Impact du loup sur les ongulés sauvages et domestiques dans le massif du Mercantour

"Suite au retour du loup, les chamois et les mouflons sont devenus plus vigilants, et la proportion de troupeaux domestiques bénéficiant de mesures de protection s’est accrue. L’utilisation conjointe de chiens de protection et d’un parcage ou regroupement nocturne des troupeaux a été très efficace pour la majorité des troupeaux."

Thèse de Nathalie ESPUNO pour obtenir le grade de Docteur de l'Université de Montpellier II, le 15 septembre 2004

Résumé

Depuis la recolonisation du massif du Mercantour par le loup (Canis lupus) au début des années 1990, l’impact du prédateur sur les ongulés domestiques et sauvages est à l’origine de violentes controverses.

L’objectif de ce travail était de synthétiser les informations disponibles dans des modèles pour fournir une base non biaisée permettant une première évaluation de l’impact du loup sur les principales populations de proies.

Nous avons développé un modèle énergétique pour estimer le nombre de mouflons (Ovis gmelini) et de chamois (Rupicapra rupicapra) tués par le loup de 1993 à 2001, et intégré ces estimations à des modèles structurés en âge des populations d’ongulés pour évaluer l’impact de la prédation.

Puisque les défenses et comportements antiprédateurs peuvent influencer la prédation, nous avons étudié l’évolution du comportement de vigilance du chamois et du mouflon suite au retour du loup, et évalué l’effet de mesures de prévention des dommages sur l’utilisation des ongulés domestiques par le prédateur.

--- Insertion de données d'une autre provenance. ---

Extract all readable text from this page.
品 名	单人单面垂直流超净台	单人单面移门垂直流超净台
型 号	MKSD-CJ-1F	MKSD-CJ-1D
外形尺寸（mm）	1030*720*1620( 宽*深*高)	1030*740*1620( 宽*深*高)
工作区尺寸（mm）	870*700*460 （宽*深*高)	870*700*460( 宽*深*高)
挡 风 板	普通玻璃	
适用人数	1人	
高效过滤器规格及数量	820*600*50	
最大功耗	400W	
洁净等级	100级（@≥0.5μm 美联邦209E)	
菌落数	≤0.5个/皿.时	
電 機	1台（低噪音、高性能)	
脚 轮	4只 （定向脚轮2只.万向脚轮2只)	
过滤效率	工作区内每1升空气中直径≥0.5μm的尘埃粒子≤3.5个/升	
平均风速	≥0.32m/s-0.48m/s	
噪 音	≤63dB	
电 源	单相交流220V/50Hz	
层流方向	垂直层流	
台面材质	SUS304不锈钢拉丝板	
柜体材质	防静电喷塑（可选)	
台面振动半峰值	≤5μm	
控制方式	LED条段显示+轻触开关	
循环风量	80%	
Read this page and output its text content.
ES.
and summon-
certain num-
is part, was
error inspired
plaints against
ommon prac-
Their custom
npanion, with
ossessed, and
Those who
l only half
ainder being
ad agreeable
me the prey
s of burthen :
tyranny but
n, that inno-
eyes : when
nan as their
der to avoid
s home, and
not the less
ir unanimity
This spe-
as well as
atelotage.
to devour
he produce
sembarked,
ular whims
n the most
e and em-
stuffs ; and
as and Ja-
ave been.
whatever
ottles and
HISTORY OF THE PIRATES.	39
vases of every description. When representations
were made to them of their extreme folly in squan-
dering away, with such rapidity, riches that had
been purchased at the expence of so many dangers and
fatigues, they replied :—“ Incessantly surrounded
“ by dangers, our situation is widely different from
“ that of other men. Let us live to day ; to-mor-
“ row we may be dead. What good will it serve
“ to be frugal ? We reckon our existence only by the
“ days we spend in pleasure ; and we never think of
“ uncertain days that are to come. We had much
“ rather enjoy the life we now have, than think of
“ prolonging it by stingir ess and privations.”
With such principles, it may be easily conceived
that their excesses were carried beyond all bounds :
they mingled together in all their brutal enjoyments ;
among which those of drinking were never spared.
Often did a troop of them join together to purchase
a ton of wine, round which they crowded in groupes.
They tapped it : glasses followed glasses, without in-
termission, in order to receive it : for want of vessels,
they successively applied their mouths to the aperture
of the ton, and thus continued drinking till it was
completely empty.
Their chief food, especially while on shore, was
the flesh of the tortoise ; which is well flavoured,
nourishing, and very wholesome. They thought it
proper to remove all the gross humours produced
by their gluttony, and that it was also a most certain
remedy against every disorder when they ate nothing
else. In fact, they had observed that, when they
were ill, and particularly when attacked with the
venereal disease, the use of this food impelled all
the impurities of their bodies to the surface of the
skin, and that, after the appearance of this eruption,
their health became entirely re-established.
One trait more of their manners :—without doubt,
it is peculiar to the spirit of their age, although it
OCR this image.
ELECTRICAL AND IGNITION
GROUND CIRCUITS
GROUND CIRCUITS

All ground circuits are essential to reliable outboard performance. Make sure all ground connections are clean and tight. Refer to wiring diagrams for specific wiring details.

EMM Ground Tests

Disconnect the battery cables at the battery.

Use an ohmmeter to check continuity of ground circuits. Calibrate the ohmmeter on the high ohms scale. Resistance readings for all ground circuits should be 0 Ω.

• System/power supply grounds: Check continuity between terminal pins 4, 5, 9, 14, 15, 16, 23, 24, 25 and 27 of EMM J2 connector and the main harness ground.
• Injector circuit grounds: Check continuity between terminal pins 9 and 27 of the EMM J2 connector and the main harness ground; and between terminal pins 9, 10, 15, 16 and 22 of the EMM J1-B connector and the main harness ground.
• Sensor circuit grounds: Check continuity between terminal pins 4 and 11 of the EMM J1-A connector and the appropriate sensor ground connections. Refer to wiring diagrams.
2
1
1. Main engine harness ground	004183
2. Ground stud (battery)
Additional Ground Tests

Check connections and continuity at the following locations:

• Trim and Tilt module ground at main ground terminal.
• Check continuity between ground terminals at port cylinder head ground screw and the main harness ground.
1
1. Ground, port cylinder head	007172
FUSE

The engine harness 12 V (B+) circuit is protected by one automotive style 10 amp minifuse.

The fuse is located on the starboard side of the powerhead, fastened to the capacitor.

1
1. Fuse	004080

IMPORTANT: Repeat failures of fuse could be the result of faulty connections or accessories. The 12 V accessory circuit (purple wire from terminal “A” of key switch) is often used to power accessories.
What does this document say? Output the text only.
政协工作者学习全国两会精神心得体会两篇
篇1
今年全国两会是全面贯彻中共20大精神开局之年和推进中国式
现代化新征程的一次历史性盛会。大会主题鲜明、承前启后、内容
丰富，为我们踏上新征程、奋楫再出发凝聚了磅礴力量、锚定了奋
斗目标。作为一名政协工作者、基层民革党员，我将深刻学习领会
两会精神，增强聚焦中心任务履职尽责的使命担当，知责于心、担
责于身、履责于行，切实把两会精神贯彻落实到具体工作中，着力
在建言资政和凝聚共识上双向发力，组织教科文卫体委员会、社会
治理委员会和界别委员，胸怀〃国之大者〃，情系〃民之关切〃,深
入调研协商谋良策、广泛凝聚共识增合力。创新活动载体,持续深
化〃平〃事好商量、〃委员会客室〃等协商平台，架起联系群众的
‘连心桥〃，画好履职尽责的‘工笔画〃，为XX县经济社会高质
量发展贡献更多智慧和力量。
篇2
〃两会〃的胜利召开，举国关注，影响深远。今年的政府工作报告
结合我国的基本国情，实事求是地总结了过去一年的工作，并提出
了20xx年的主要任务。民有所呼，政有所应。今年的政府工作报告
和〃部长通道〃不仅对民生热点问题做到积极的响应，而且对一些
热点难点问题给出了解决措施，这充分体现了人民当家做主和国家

Nous montrons que le modèle énergétique constitue une alternative valide à la mesure directe des taux de prédation. La saison estivale semble critique pour le loup en termes de disponibilité des proies sauvages, et nous discutons l’effet potentiel de la présence d’un subside saisonnier en proies domestiques à cette période.

La prédation et les prélèvements cynégétiques combinés ont excédé la capacité d’accroissement de la population de mouflon en 1994-2001, expliquant son déclin observé. Les prélèvements conjoints du loup et des chasseurs sont toujours restés inférieurs à la capacité d’accroissement de la population de chamois.

Suite au retour du loup, les chamois et les mouflons sont devenus plus vigilants, et la proportion de troupeaux domestiques bénéficiant de mesures de protection s’est accrue. L’utilisation conjointe de chiens de protection et d’un parcage ou regroupement nocturne des troupeaux a été très efficace pour la majorité des troupeaux.

Nous discutons les variations des taux estimés de prédation entre 1993 et 2001 à la lumière de ces changements de vulnérabilité des proies. Les modèles développés sont directement applicables à d’autres zones d’études dans lesquelles une évaluation de l’impact du loup sur des populations d’ongulés est nécessaire. Du fait de leur structure générale, ils pourraient aussi être adaptés à des systèmes prédateur-proies impliquant d’autres espèces de grands carnivores.

Nathalie ESPUNO

Nathalie_espunoInitialement ingénieur biochimiste INSA, Nathalie ESPUNO a ensuite suivi un troisième cycle en écologie à l'université Montpellier II.

Elle a travaillé sur des problématiques liées à l'impact de la recolonisation des Alpes françaises par le loup, et la gestion des conflits entre population de loups et activités pastorales. Nathalie Espuno a aussi occupé plusieurs emplois aux Etats-Unis et au Canada sur des projets concernant la faune sauvage.

Elle est actuellement responsable du bureau éditorial de la revue scientifique Ecology Letters.